A UN peacekeeper was killed and three others injured Wednesday in a “terrorist attack” on their convoy in Kidal, northern Mali, the MINUSMA mission said. The casualties were members of the mission’s Jordanian contingent, a security official said separately on condition of anonymity.
The convoy was hit by small-arms fire and rocket-propelled grenades in an attack that lasted about an hour, MINUSMA spokesman Olivier Salgado tweeted.
“Unfortunately, one of the blue helmets succumbed to his wounds following the attack,” he posted in French.
The identity of the alleged assailants was not revealed.

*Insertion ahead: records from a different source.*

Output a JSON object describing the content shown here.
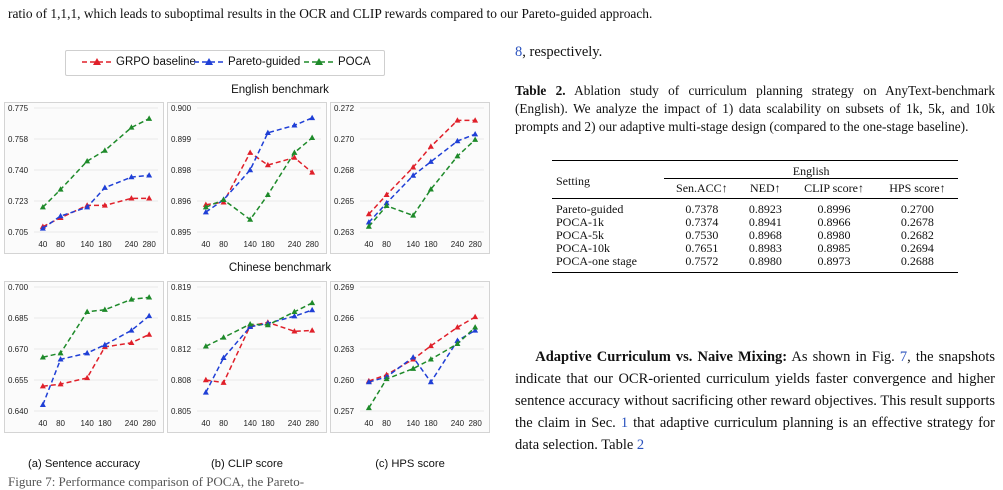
{
  "top_text": "ratio of 1,1,1, which leads to suboptimal results in the OCR and CLIP rewards compared to our Pareto-guided approach.",
  "legend": [
    {
      "label": "GRPO baseline",
      "color": "#e0202a"
    },
    {
      "label": "Pareto-guided",
      "color": "#1f3fd6"
    },
    {
      "label": "POCA",
      "color": "#1e8a2a"
    }
  ],
  "benchmarks": {
    "english": "English benchmark",
    "chinese": "Chinese benchmark"
  },
  "x_ticks": [
    "40",
    "80",
    "140",
    "180",
    "240",
    "280"
  ],
  "sub_captions": [
    "(a) Sentence accuracy",
    "(b) CLIP score",
    "(c) HPS score"
  ],
  "figure_caption": "Figure 7: Performance comparison of POCA, the Pareto-",
  "chart_data": [
    {
      "type": "line",
      "benchmark": "English benchmark",
      "metric": "Sentence accuracy",
      "x": [
        40,
        80,
        140,
        180,
        240,
        280
      ],
      "yticks": [
        "0.775",
        "0.758",
        "0.740",
        "0.723",
        "0.705"
      ],
      "ylim": [
        0.705,
        0.775
      ],
      "series": [
        {
          "name": "GRPO baseline",
          "values": [
            0.708,
            0.713,
            0.72,
            0.72,
            0.724,
            0.724
          ]
        },
        {
          "name": "Pareto-guided",
          "values": [
            0.707,
            0.714,
            0.719,
            0.73,
            0.736,
            0.737
          ]
        },
        {
          "name": "POCA",
          "values": [
            0.719,
            0.729,
            0.745,
            0.751,
            0.764,
            0.769
          ]
        }
      ]
    },
    {
      "type": "line",
      "benchmark": "English benchmark",
      "metric": "CLIP score",
      "x": [
        40,
        80,
        140,
        180,
        240,
        280
      ],
      "yticks": [
        "0.900",
        "0.899",
        "0.898",
        "0.896",
        "0.895"
      ],
      "ylim": [
        0.895,
        0.9
      ],
      "series": [
        {
          "name": "GRPO baseline",
          "values": [
            0.8961,
            0.8962,
            0.8982,
            0.8977,
            0.898,
            0.8974
          ]
        },
        {
          "name": "Pareto-guided",
          "values": [
            0.8958,
            0.8963,
            0.8975,
            0.899,
            0.8993,
            0.8996
          ]
        },
        {
          "name": "POCA",
          "values": [
            0.896,
            0.8963,
            0.8955,
            0.8965,
            0.8982,
            0.8988
          ]
        }
      ]
    },
    {
      "type": "line",
      "benchmark": "English benchmark",
      "metric": "HPS score",
      "x": [
        40,
        80,
        140,
        180,
        240,
        280
      ],
      "yticks": [
        "0.272",
        "0.270",
        "0.268",
        "0.265",
        "0.263"
      ],
      "ylim": [
        0.263,
        0.272
      ],
      "series": [
        {
          "name": "GRPO baseline",
          "values": [
            0.2643,
            0.2657,
            0.2677,
            0.2692,
            0.2711,
            0.2711
          ]
        },
        {
          "name": "Pareto-guided",
          "values": [
            0.2637,
            0.2651,
            0.2671,
            0.2681,
            0.2696,
            0.2701
          ]
        },
        {
          "name": "POCA",
          "values": [
            0.2634,
            0.2649,
            0.2642,
            0.2661,
            0.2685,
            0.2697
          ]
        }
      ]
    },
    {
      "type": "line",
      "benchmark": "Chinese benchmark",
      "metric": "Sentence accuracy",
      "x": [
        40,
        80,
        140,
        180,
        240,
        280
      ],
      "yticks": [
        "0.700",
        "0.685",
        "0.670",
        "0.655",
        "0.640"
      ],
      "ylim": [
        0.64,
        0.7
      ],
      "series": [
        {
          "name": "GRPO baseline",
          "values": [
            0.652,
            0.653,
            0.656,
            0.671,
            0.673,
            0.677
          ]
        },
        {
          "name": "Pareto-guided",
          "values": [
            0.643,
            0.665,
            0.668,
            0.672,
            0.679,
            0.686
          ]
        },
        {
          "name": "POCA",
          "values": [
            0.666,
            0.668,
            0.688,
            0.689,
            0.694,
            0.695
          ]
        }
      ]
    },
    {
      "type": "line",
      "benchmark": "Chinese benchmark",
      "metric": "CLIP score",
      "x": [
        40,
        80,
        140,
        180,
        240,
        280
      ],
      "yticks": [
        "0.819",
        "0.815",
        "0.812",
        "0.808",
        "0.805"
      ],
      "ylim": [
        0.805,
        0.819
      ],
      "series": [
        {
          "name": "GRPO baseline",
          "values": [
            0.8085,
            0.8082,
            0.8146,
            0.815,
            0.814,
            0.8141
          ]
        },
        {
          "name": "Pareto-guided",
          "values": [
            0.8071,
            0.811,
            0.8145,
            0.8149,
            0.8157,
            0.8164
          ]
        },
        {
          "name": "POCA",
          "values": [
            0.8123,
            0.8133,
            0.8148,
            0.8147,
            0.8162,
            0.8172
          ]
        }
      ]
    },
    {
      "type": "line",
      "benchmark": "Chinese benchmark",
      "metric": "HPS score",
      "x": [
        40,
        80,
        140,
        180,
        240,
        280
      ],
      "yticks": [
        "0.269",
        "0.266",
        "0.263",
        "0.260",
        "0.257"
      ],
      "ylim": [
        0.257,
        0.269
      ],
      "series": [
        {
          "name": "GRPO baseline",
          "values": [
            0.2599,
            0.2605,
            0.262,
            0.2633,
            0.2651,
            0.2661
          ]
        },
        {
          "name": "Pareto-guided",
          "values": [
            0.2598,
            0.2603,
            0.2622,
            0.2598,
            0.2638,
            0.2648
          ]
        },
        {
          "name": "POCA",
          "values": [
            0.2573,
            0.2601,
            0.2611,
            0.262,
            0.2635,
            0.2651
          ]
        }
      ]
    }
  ],
  "right": {
    "continuation": ", respectively.",
    "continuation_ref": "8",
    "table_caption_label": "Table 2.",
    "table_caption_text": "Ablation study of curriculum planning strategy on AnyText-benchmark (English). We analyze the impact of 1) data scalability on subsets of 1k, 5k, and 10k prompts and 2) our adaptive multi-stage design (compared to the one-stage baseline).",
    "table": {
      "setting_header": "Setting",
      "group_header": "English",
      "columns": [
        "Sen.ACC↑",
        "NED↑",
        "CLIP score↑",
        "HPS score↑"
      ],
      "rows": [
        [
          "Pareto-guided",
          "0.7378",
          "0.8923",
          "0.8996",
          "0.2700"
        ],
        [
          "POCA-1k",
          "0.7374",
          "0.8941",
          "0.8966",
          "0.2678"
        ],
        [
          "POCA-5k",
          "0.7530",
          "0.8968",
          "0.8980",
          "0.2682"
        ],
        [
          "POCA-10k",
          "0.7651",
          "0.8983",
          "0.8985",
          "0.2694"
        ],
        [
          "POCA-one stage",
          "0.7572",
          "0.8980",
          "0.8973",
          "0.2688"
        ]
      ]
    },
    "para_title": "Adaptive Curriculum vs. Naive Mixing:",
    "para_1": " As shown in Fig. ",
    "para_ref1": "7",
    "para_2": ", the snapshots indicate that our OCR-oriented curriculum yields faster convergence and higher sentence accuracy without sacrificing other reward objectives. This result supports the claim in Sec. ",
    "para_ref2": "1",
    "para_3": " that adaptive curriculum planning is an effective strategy for data selection. Table ",
    "para_ref3": "2"
  }
}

El-Ghassim Wane, the UN’s special envoy for Mali and commander of MINUSMA, said in a statement that the peacekeepers resisted the heavily armed assault.
“I strongly condemn this incident, which is yet another desperate attempt by terrorist groups to sabotage Mali’s drive for peace and MINUSMA’s mission,” he added.
The attack was the fifth in a week in Mali’s Kidal region, according to the statement.
In 2013, the UN Multidimensional Integrated Stabilization Mission in Mali (MINUSMA) was dispatched to help stabilize the fragile Sahel state in the face of terrorist threats.
The mission is one of the UN’s largest and most deadly peacekeeping deployments, with 13,000 members. According to the report, 172 personnel have died as a result of hostile conduct.
Mali, one of the world’s poorest countries, has been wracked by a decade-long terrorist conflict that has cost thousands of lives and displaced hundreds of thousands.
In its efforts to quell the violence that began in the north of the country and moved to the middle, then to neighboring Burkina Faso and Niger, the ruling junta has turned away from France and toward Russia.